O consórcio, como adquire personalidade jurídica, passa a ser detentor dos direitos e obrigações conforme descrito no protocolo de intenções e em razão das competências e atribuições a ele transferidas. Nesse caso, há um “esvaziamento” das competências dos entes Federados consorciados, pois, ainda que parcialmente, competências e atribuições saem da sua órbita de atuação, sendo transferidas ao consórcio.

Conforme a repartição de competência efetivada pela Constituição Federal de 1988, cada um desses municípios é titular do serviço de transporte local, a eles competindo, dentro do seu limite territorial, a regulamentação, e gestão do transporte público coletivo.

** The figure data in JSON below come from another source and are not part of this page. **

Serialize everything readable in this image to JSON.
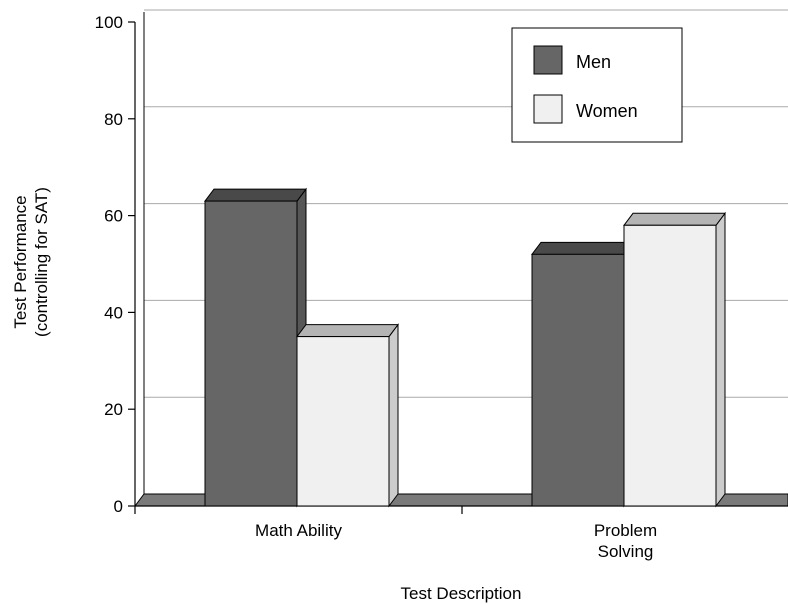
{
  "chart_data": {
    "type": "bar",
    "categories": [
      "Math Ability",
      "Problem\nSolving"
    ],
    "series": [
      {
        "name": "Men",
        "values": [
          63,
          52
        ],
        "color": "#666666"
      },
      {
        "name": "Women",
        "values": [
          35,
          58
        ],
        "color": "#f0f0f0"
      }
    ],
    "xlabel": "Test Description",
    "ylabel": "Test Performance\n(controlling for SAT)",
    "ylim": [
      0,
      100
    ],
    "yticks": [
      0,
      20,
      40,
      60,
      80,
      100
    ],
    "grid": true,
    "legend": "top-right",
    "style": "3d-bar"
  }
}
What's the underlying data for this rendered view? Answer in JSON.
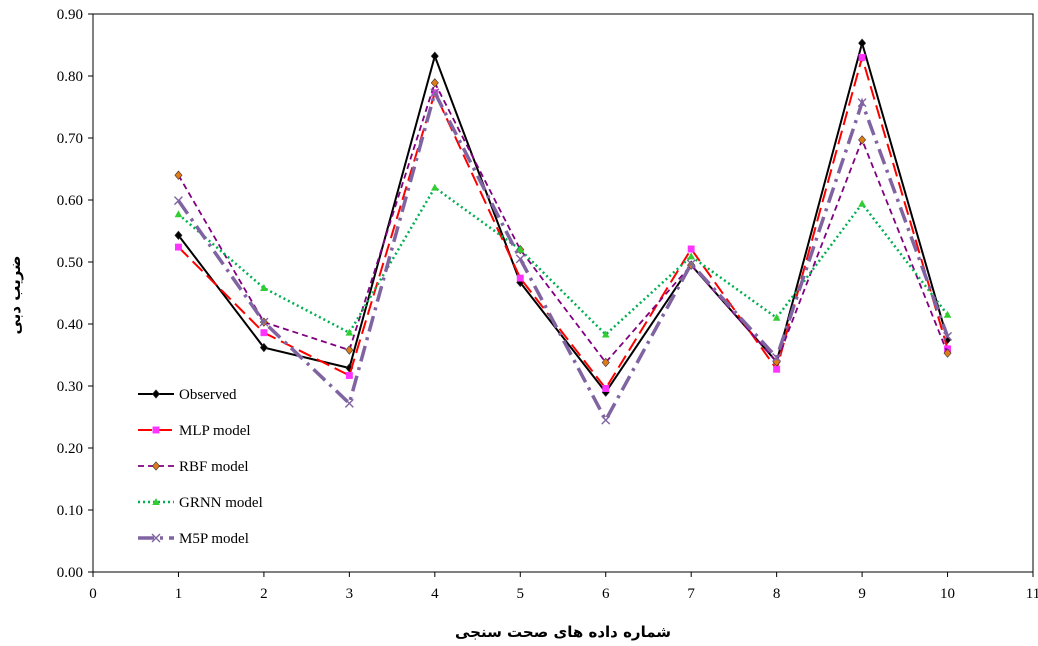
{
  "chart_data": {
    "type": "line",
    "title": "",
    "xlabel": "شماره داده های صحت سنجی",
    "ylabel": "ضریب دبی",
    "xlim": [
      0,
      11
    ],
    "ylim": [
      0,
      0.9
    ],
    "x_ticks": [
      "0",
      "1",
      "2",
      "3",
      "4",
      "5",
      "6",
      "7",
      "8",
      "9",
      "10",
      "11"
    ],
    "y_ticks": [
      "0.00",
      "0.10",
      "0.20",
      "0.30",
      "0.40",
      "0.50",
      "0.60",
      "0.70",
      "0.80",
      "0.90"
    ],
    "grid": false,
    "legend_position": "bottom-left",
    "x": [
      1,
      2,
      3,
      4,
      5,
      6,
      7,
      8,
      9,
      10
    ],
    "series": [
      {
        "name": "Observed",
        "color": "#000000",
        "marker": "diamond",
        "line_style": "solid",
        "values": [
          0.543,
          0.362,
          0.329,
          0.832,
          0.467,
          0.29,
          0.495,
          0.339,
          0.853,
          0.375
        ]
      },
      {
        "name": "MLP model",
        "color": "#ff0000",
        "marker_color": "#ff33ff",
        "marker": "square",
        "line_style": "long-dash",
        "values": [
          0.524,
          0.386,
          0.317,
          0.773,
          0.474,
          0.296,
          0.521,
          0.327,
          0.83,
          0.36
        ]
      },
      {
        "name": "RBF model",
        "color": "#800080",
        "marker_color": "#e07b1a",
        "marker": "diamond",
        "line_style": "short-dash",
        "values": [
          0.64,
          0.403,
          0.358,
          0.789,
          0.52,
          0.338,
          0.495,
          0.339,
          0.697,
          0.353
        ]
      },
      {
        "name": "GRNN model",
        "color": "#00b050",
        "marker_color": "#33cc33",
        "marker": "triangle",
        "line_style": "dotted",
        "values": [
          0.577,
          0.458,
          0.386,
          0.62,
          0.52,
          0.383,
          0.509,
          0.41,
          0.594,
          0.415
        ]
      },
      {
        "name": "M5P model",
        "color": "#8064a2",
        "marker_color": "#8064a2",
        "marker": "x",
        "line_style": "dash-dot",
        "values": [
          0.599,
          0.403,
          0.272,
          0.773,
          0.505,
          0.245,
          0.497,
          0.346,
          0.757,
          0.38
        ]
      }
    ]
  }
}
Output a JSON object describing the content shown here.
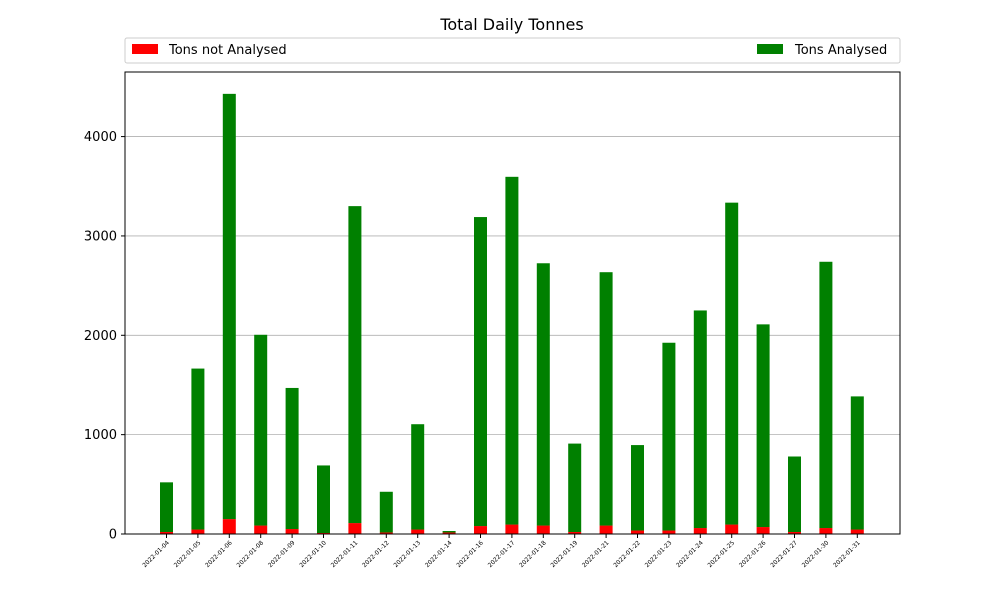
{
  "chart_data": {
    "type": "bar",
    "stacked": true,
    "title": "Total Daily Tonnes",
    "xlabel": "",
    "ylabel": "",
    "ylim": [
      0,
      4650
    ],
    "yticks": [
      0,
      1000,
      2000,
      3000,
      4000
    ],
    "grid": "horizontal",
    "legend_placement": "top, spanning width (left and right entries)",
    "categories": [
      "2022-01-04",
      "2022-01-05",
      "2022-01-06",
      "2022-01-08",
      "2022-01-09",
      "2022-01-10",
      "2022-01-11",
      "2022-01-12",
      "2022-01-13",
      "2022-01-14",
      "2022-01-16",
      "2022-01-17",
      "2022-01-18",
      "2022-01-19",
      "2022-01-21",
      "2022-01-22",
      "2022-01-23",
      "2022-01-24",
      "2022-01-25",
      "2022-01-26",
      "2022-01-27",
      "2022-01-30",
      "2022-01-31"
    ],
    "series": [
      {
        "name": "Tons not Analysed",
        "color": "#ff0000",
        "values": [
          20,
          45,
          150,
          85,
          50,
          10,
          110,
          15,
          45,
          15,
          80,
          95,
          85,
          20,
          85,
          35,
          35,
          60,
          95,
          70,
          20,
          60,
          45
        ]
      },
      {
        "name": "Tons Analysed",
        "color": "#008000",
        "values": [
          500,
          1620,
          4280,
          1920,
          1420,
          680,
          3190,
          410,
          1060,
          15,
          3110,
          3500,
          2640,
          890,
          2550,
          860,
          1890,
          2190,
          3240,
          2040,
          760,
          2680,
          1340
        ]
      }
    ]
  }
}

Dentre esses municípios, conforme demonstram os estudos de caracterização da estrutura institucional do transporte urbano na área considerada para o PDTU/DF, grande parte não mantém serviços locais de transporte regulamentados, valendo-se, muitas vezes, exclusivamente do transporte semiurbano (titularidade da União, por meio da ANTT) que faz a sua ligação com o Distrito Federal.

Atualmente as empresas autorizadas pela ANTT fazem o serviço de coleta nas cidades como o transporte urbano, mas as linhas são semiurbanas e captam a demanda na origem, ou seja, diversas linhas que vão para o DF saem de diversos bairros das cidades do Entorno, e estas cidades têm crescido desordenadamente a um ritmo acelerado, o que dificulta um planejamento eficiente desse serviço.

Deste modo, para que as cidades do Entorno possam participar do Consórcio, faz-se indispensável que tais municípios organizem seus sistemas municipais de transporte urbano ou, nas localidades onde já houver regulamentação, que seja fortalecida sua gestão de forma a viabilizar a sua inserção na rede integrada de transporte DF e Entorno.

Com o amadurecimento da operação da rede integrada DF e Entorno, bem como dos sistemas municipais de transporte público, os municípios poderão agregar seus serviços locais à rede integrada.

Com o consórcio, a rede integrada será composta por serviços de transporte urbano de Brasília, o interestadual semiurbano, o intermunicipal, e os municipais das cidades goianas.